MAY 30
ONE NIGHT ONLY WITH NICOLAS MCCOPIN
BY LUNA CARDOSO
Some songs don't ask to be felt. They drift — disconnected, cinematic, quietly aching. One Night Only is one of them. Nicolas McCoppin isn't calling apart here. He already did. Now he's just floating through the fallout.
"Another red eye / one night only always" — it's not love; it's a layover. A connection with a timestamp. Fleeting. Numbing. Familiar in the worst way. The song progresses slowly, with glossy guitars and slow-motion synths, as if you're witnessing your own life through someone else's windshield.
But underneath? It's empty. "Think I forgot how it feels" is the track's anchor — whether he's talking about love, sex, ambition, or just being present, he's not reaching anymore. He's watching it all pass.

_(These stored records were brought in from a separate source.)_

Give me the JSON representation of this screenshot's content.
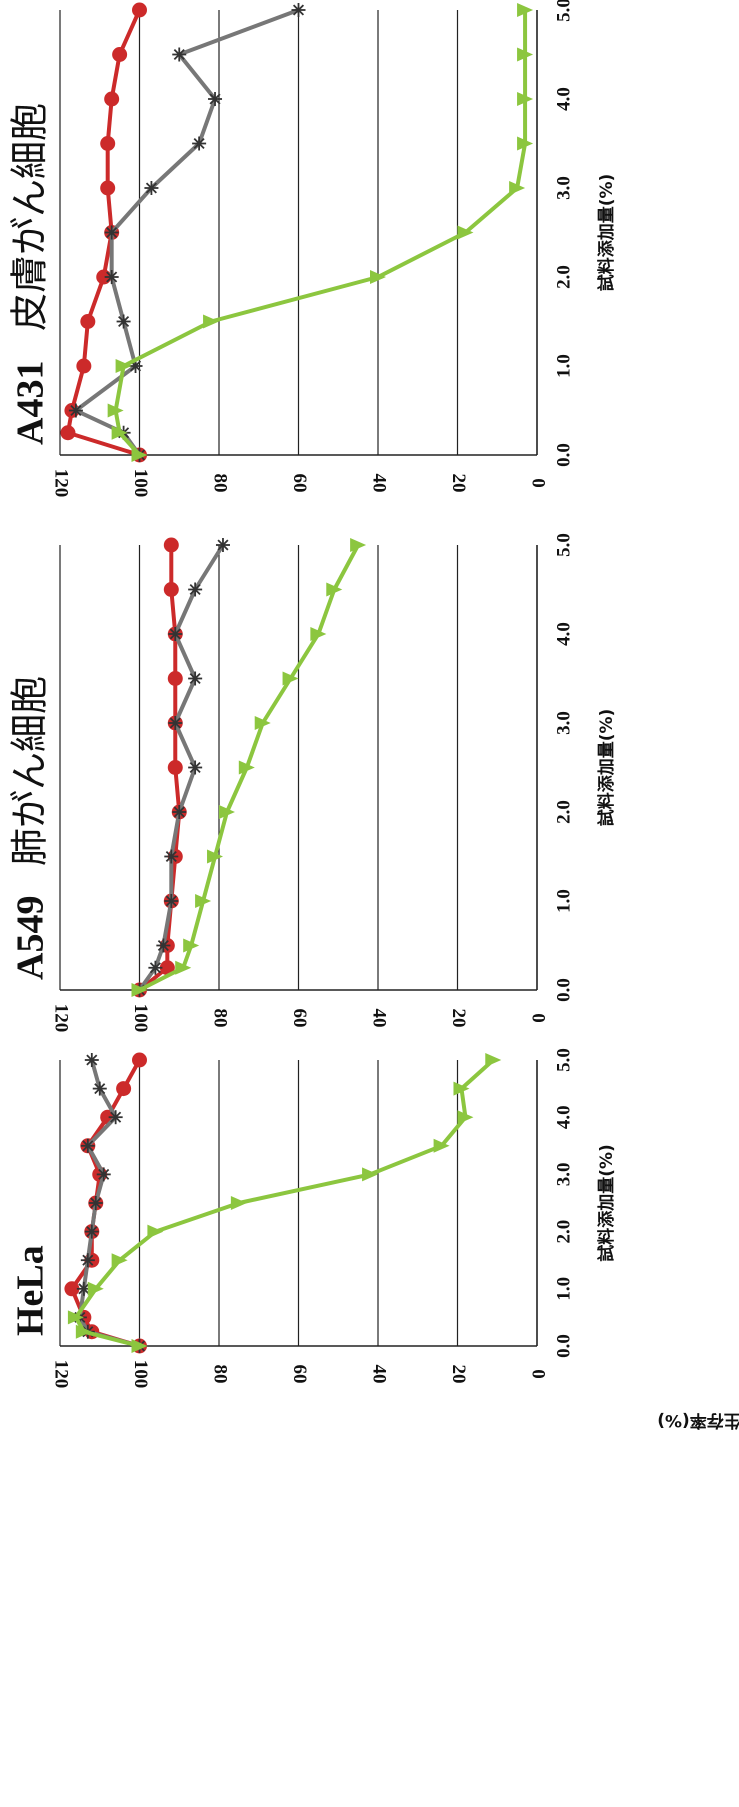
{
  "y_axis_label": "細胞生存率(%)",
  "chart_data": [
    {
      "type": "line",
      "title": "HeLa",
      "xlabel": "試料添加量(%)",
      "ylabel": "細胞生存率(%)",
      "xlim": [
        0,
        5
      ],
      "ylim": [
        0,
        120
      ],
      "x_ticks": [
        "0.0",
        "1.0",
        "2.0",
        "3.0",
        "4.0",
        "5.0"
      ],
      "y_ticks": [
        "0",
        "20",
        "40",
        "60",
        "80",
        "100",
        "120"
      ],
      "grid": true,
      "series": [
        {
          "color": "#cc2a2a",
          "marker": "circle",
          "x": [
            0,
            0.25,
            0.5,
            1.0,
            1.5,
            2.0,
            2.5,
            3.0,
            3.5,
            4.0,
            4.5,
            5.0
          ],
          "y": [
            100,
            112,
            114,
            117,
            112,
            112,
            111,
            110,
            113,
            108,
            104,
            100
          ]
        },
        {
          "color": "#777777",
          "marker": "star",
          "x": [
            0,
            0.25,
            0.5,
            1.0,
            1.5,
            2.0,
            2.5,
            3.0,
            3.5,
            4.0,
            4.5,
            5.0
          ],
          "y": [
            100,
            113,
            115,
            114,
            113,
            112,
            111,
            109,
            113,
            106,
            110,
            112
          ]
        },
        {
          "color": "#8cc63f",
          "marker": "triangle",
          "x": [
            0,
            0.25,
            0.5,
            1.0,
            1.5,
            2.0,
            2.5,
            3.0,
            3.5,
            4.0,
            4.5,
            5.0
          ],
          "y": [
            100,
            114,
            116,
            111,
            105,
            96,
            75,
            42,
            24,
            18,
            19,
            11
          ]
        }
      ]
    },
    {
      "type": "line",
      "title": "A549",
      "subtitle": "肺がん細胞",
      "xlabel": "試料添加量(%)",
      "xlim": [
        0,
        5
      ],
      "ylim": [
        0,
        120
      ],
      "x_ticks": [
        "0.0",
        "1.0",
        "2.0",
        "3.0",
        "4.0",
        "5.0"
      ],
      "y_ticks": [
        "0",
        "20",
        "40",
        "60",
        "80",
        "100",
        "120"
      ],
      "grid": true,
      "series": [
        {
          "color": "#cc2a2a",
          "marker": "circle",
          "x": [
            0,
            0.25,
            0.5,
            1.0,
            1.5,
            2.0,
            2.5,
            3.0,
            3.5,
            4.0,
            4.5,
            5.0
          ],
          "y": [
            100,
            93,
            93,
            92,
            91,
            90,
            91,
            91,
            91,
            91,
            92,
            92
          ]
        },
        {
          "color": "#777777",
          "marker": "star",
          "x": [
            0,
            0.25,
            0.5,
            1.0,
            1.5,
            2.0,
            2.5,
            3.0,
            3.5,
            4.0,
            4.5,
            5.0
          ],
          "y": [
            100,
            96,
            94,
            92,
            92,
            90,
            86,
            91,
            86,
            91,
            86,
            79
          ]
        },
        {
          "color": "#8cc63f",
          "marker": "triangle",
          "x": [
            0,
            0.25,
            0.5,
            1.0,
            1.5,
            2.0,
            2.5,
            3.0,
            3.5,
            4.0,
            4.5,
            5.0
          ],
          "y": [
            100,
            89,
            87,
            84,
            81,
            78,
            73,
            69,
            62,
            55,
            51,
            45
          ]
        }
      ]
    },
    {
      "type": "line",
      "title": "A431",
      "subtitle": "皮膚がん細胞",
      "xlabel": "試料添加量(%)",
      "xlim": [
        0,
        5
      ],
      "ylim": [
        0,
        120
      ],
      "x_ticks": [
        "0.0",
        "1.0",
        "2.0",
        "3.0",
        "4.0",
        "5.0"
      ],
      "y_ticks": [
        "0",
        "20",
        "40",
        "60",
        "80",
        "100",
        "120"
      ],
      "grid": true,
      "series": [
        {
          "color": "#cc2a2a",
          "marker": "circle",
          "x": [
            0,
            0.25,
            0.5,
            1.0,
            1.5,
            2.0,
            2.5,
            3.0,
            3.5,
            4.0,
            4.5,
            5.0
          ],
          "y": [
            100,
            118,
            117,
            114,
            113,
            109,
            107,
            108,
            108,
            107,
            105,
            100
          ]
        },
        {
          "color": "#777777",
          "marker": "star",
          "x": [
            0,
            0.25,
            0.5,
            1.0,
            1.5,
            2.0,
            2.5,
            3.0,
            3.5,
            4.0,
            4.5,
            5.0
          ],
          "y": [
            100,
            104,
            116,
            101,
            104,
            107,
            107,
            97,
            85,
            81,
            90,
            60
          ]
        },
        {
          "color": "#8cc63f",
          "marker": "triangle",
          "x": [
            0,
            0.25,
            0.5,
            1.0,
            1.5,
            2.0,
            2.5,
            3.0,
            3.5,
            4.0,
            4.5,
            5.0
          ],
          "y": [
            100,
            105,
            106,
            104,
            82,
            40,
            18,
            5,
            3,
            3,
            3,
            3
          ]
        }
      ]
    }
  ]
}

Even the most vulnerable lines — "You come over and over / to forget how it feels" — aren't confessions. They're habits. Cycles. City nights, cheap highs, quiet exits. Not dramatic. Just routine. And that's what makes it sting.
This isn't about heartbreak. It's about everything after that, when even the crash feels distant, when ambition fades into autopilot. When love starts to look like a distraction. Maybe the dream is still alive. But you can't feel it anymore.
McCoppin isn't asking to be heard, which is exactly why you should listen. One Night Only is disillusionment wrapped in melody, empty streets lit by neon, and the soft echo of something you once believed in.